Smile & Pay lève 2,5 millions d'euros pour sa solution d'encaissement par carte bancaire La start-up française compte accélérer son développement commercial en France. Elle vise les artisans, autoentrepreneurs, professions libérales.

La carte bancaire n'est pas près de laisser sa place au paiement mobile. C'est en tout cas ce que pense Smile & Pay, une start-up qui propose à moindre coût une solution d'encaissement par carte bancaire pour petits commerçants, autoentrepreneurs et professions libérales. La fintech parisienne vient de lever 2,5 millions d'euros auprès de Truffle Capital. C'est le troisième investissement de la part de la société de capital-risque (600 000 euros en 2014 et 980 000 euros en 2016), présente aux côtés de la start-up depuis ses débuts en 2014 : elle en est même le cofondateur, avec  Marc Le Mouel, ancien directeur général de MoneyLine (racheté en 2006 par Ingenico). En 2015, la jeune pousse avait rejoint l'incubateur de Truffle Capital avant de s'installer récemment dans un espace de coworking à Neuilly-sur-Seine.

Cette nouvelle levée de fonds doit permettre à cette société de 15 salariés de devenir "un acteur référent sur le marché français", précise le dirigeant, qui estime à 1 million le nombre de petites entreprises potentiellement clients en France.
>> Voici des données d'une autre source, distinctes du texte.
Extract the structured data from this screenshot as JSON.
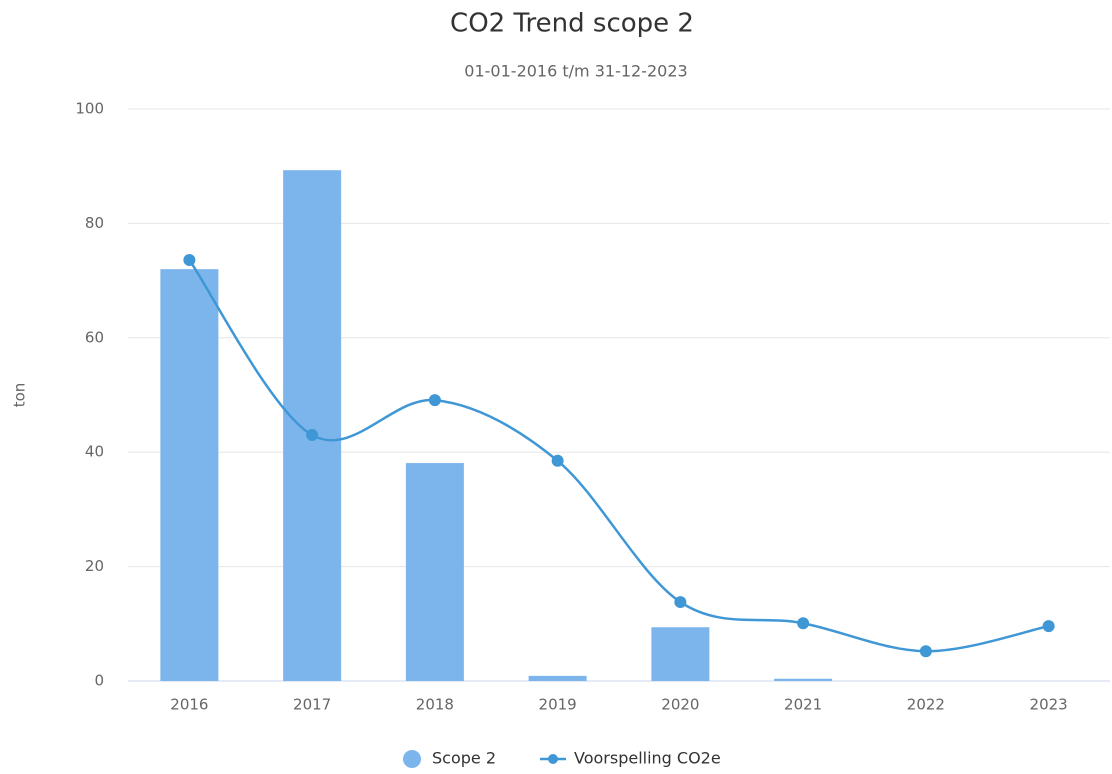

Smile & Pay doit faire face à la concurrence du Suédois iZettle, arrivé en France en 2015 et du Britannique SumUp, présent depuis décembre 2012 dans l'Hexagone. Difficile de connaître leurs parts de marché respectives car aucune des trois sociétés ne communique sur le sujet.

Smile & Pay planche sur de nouveaux produits pour la fin du premier trimestre ou début du deuxième trimestre 2018

Smile & Pay allouera donc une grande partie de ce financement à son développement commercial. Elle a récemment amélioré son offre en proposant le paiement par carte bancaire en sans contact sur ses terminaux Pocket Smile. Le prix reste le même : 79 euros HT, une commission dégressive comprise entre 1,2 et 2%, et aucun  abonnement (contrairement aux banques)."Nous voulons accompagner les entrepreneurs qui démarrent mais aussi ceux qui développent leur activité", indique Marc Le Mouel.

Smile & Pay espère aussi développer son offre "Maxi Smile", un appareil qui ressemble comme deux gouttes d'eau à des terminaux de paiement classiques. Il est doté d'une imprimante et d'un forfait data compris dans l'offre. "Ce terminal est plutôt destiné à ceux qui veulent l'utiliser en mobilité ou alors ceux qui ont absolument besoin d'un ticket", explique le dirigeant. La société planche sur de nouveaux produits pour la fin du premier trimestre ou début du deuxième trimestre 2018 mais ceux-ci restent encore confidentiels.

Grâce à la levée de fonds, Smile & Pay prévoit également d'investir dans la technologie et de poursuivre ses efforts dans la conformité en vue de la directive européenne des services de paiement (dont l'entrée en pratique est prévu en septembre 2019) et du règlement européen sur la protection des données personnelles qui entrera en vigueur en mai prochain.